Abstract: Exponential increases in data volume and velocity are overwhelming finite human capabilities. Continued progress in science and engineering demands that we automate a broad spectrum of manual research data manipulation tasks, from data transfer and sharing to acquisition, publication, and analysis. These needs are particularly evident in large-scale experimental science, in which researchers are typically granted short periods of instrument time and must maximize experiment efficiency as well as output data quality and accuracy.
I will present work to develop infrastructure to support the reliable automation of a broad range of scientific data management and analysis tasks. I will discuss several important components of this infrastructure, including detecting file events on large-scale file systems, enabling user-friendly Trigger-Action programming, supporting reliable and secure remote execution at the Argonne Leadership Computing Facility, and providing a user-oriented automation orchestration platform. Finally, I will describe how these techniques have been applied to a variety of scientific use cases.

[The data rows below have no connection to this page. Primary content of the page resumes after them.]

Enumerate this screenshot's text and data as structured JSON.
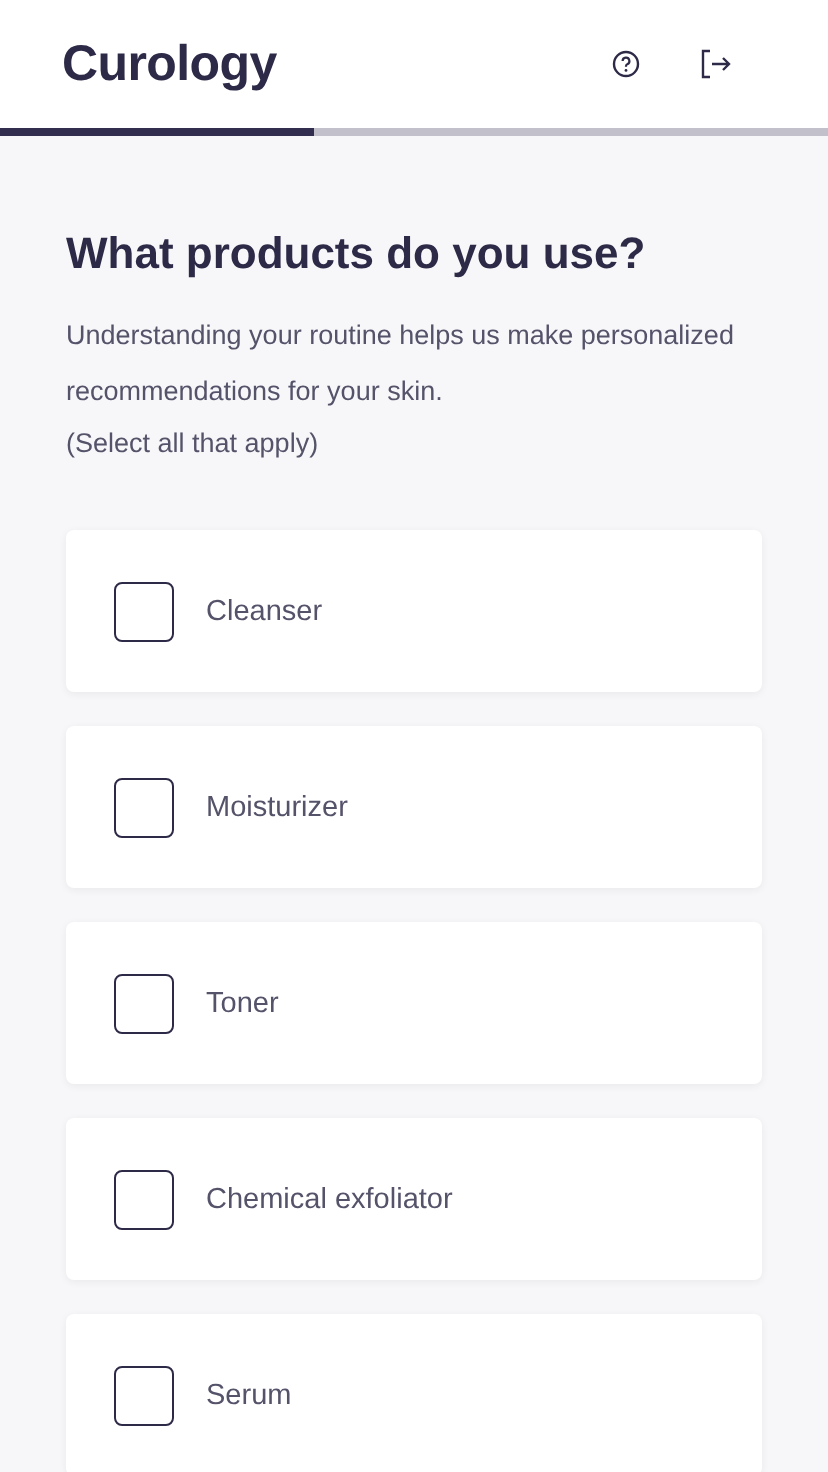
{
  "header": {
    "logo": "Curology"
  },
  "progress": {
    "level": 0.38
  },
  "question": {
    "title": "What products do you use?",
    "description": "Understanding your routine helps us make personalized recommendations for your skin.",
    "hint": "(Select all that apply)"
  },
  "options": [
    {
      "label": "Cleanser",
      "checked": false
    },
    {
      "label": "Moisturizer",
      "checked": false
    },
    {
      "label": "Toner",
      "checked": false
    },
    {
      "label": "Chemical exfoliator",
      "checked": false
    },
    {
      "label": "Serum",
      "checked": false
    }
  ]
}
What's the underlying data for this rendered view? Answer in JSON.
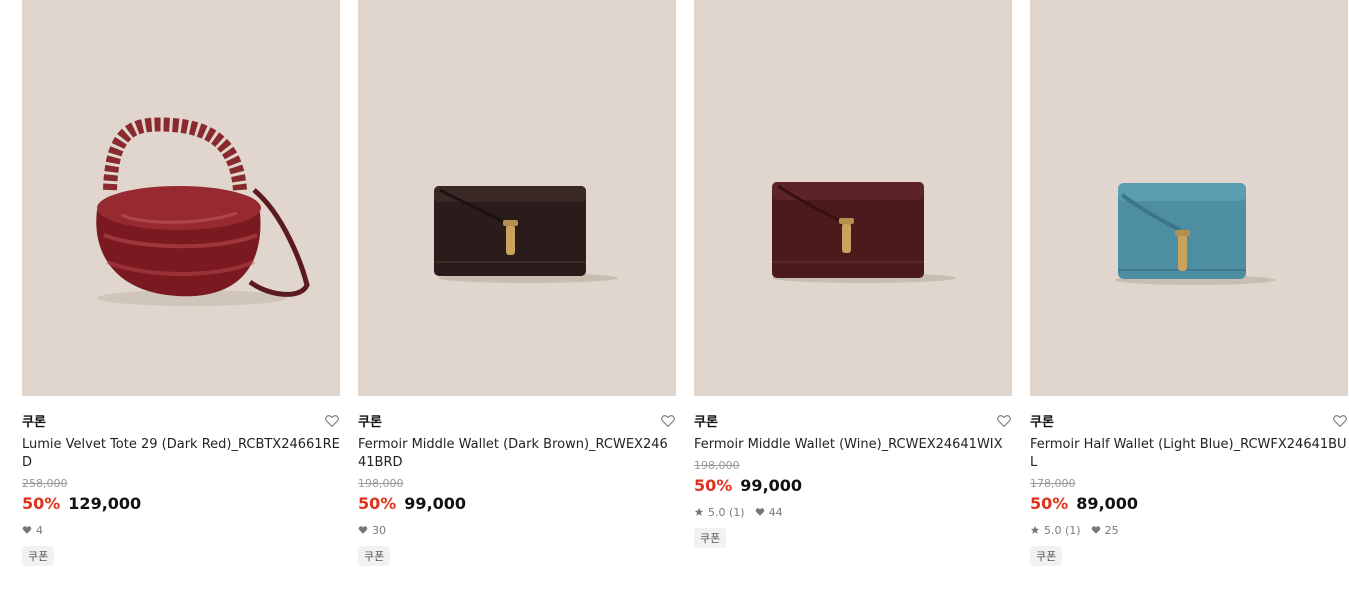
{
  "products": [
    {
      "brand": "쿠론",
      "name": "Lumie Velvet Tote 29 (Dark Red)_RCBTX24661RED",
      "original_price": "258,000",
      "discount": "50%",
      "price": "129,000",
      "rating": "",
      "likes": "4",
      "badge": "쿠폰",
      "color": "#7a1a20",
      "icon": "velvet-tote-image"
    },
    {
      "brand": "쿠론",
      "name": "Fermoir Middle Wallet (Dark Brown)_RCWEX24641BRD",
      "original_price": "198,000",
      "discount": "50%",
      "price": "99,000",
      "rating": "",
      "likes": "30",
      "badge": "쿠폰",
      "color": "#2a1c1a",
      "icon": "wallet-image"
    },
    {
      "brand": "쿠론",
      "name": "Fermoir Middle Wallet (Wine)_RCWEX24641WIX",
      "original_price": "198,000",
      "discount": "50%",
      "price": "99,000",
      "rating": "5.0 (1)",
      "likes": "44",
      "badge": "쿠폰",
      "color": "#4b1a1c",
      "icon": "wallet-image"
    },
    {
      "brand": "쿠론",
      "name": "Fermoir Half Wallet (Light Blue)_RCWFX24641BUL",
      "original_price": "178,000",
      "discount": "50%",
      "price": "89,000",
      "rating": "5.0 (1)",
      "likes": "25",
      "badge": "쿠폰",
      "color": "#4e8ea3",
      "icon": "half-wallet-image"
    }
  ],
  "colors": {
    "background_image": "#e0d6cd",
    "discount": "#e0311b",
    "hardware": "#c9a35e"
  }
}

Bio: Ryan Chard joined Argonne in 2016 as a Maria Goeppert Mayer Fellow. He focuses on the development of cyberinfrastructure to enable scientific research. In particular, he works on Automate to streamline data analysis pipelines, DLHub to serve machine learning models on demand, and most recently, funcX to enable function serving on high-performance computers. He has a Ph.D. in computer science and an M.S. from Victoria University of Wellington, New Zealand.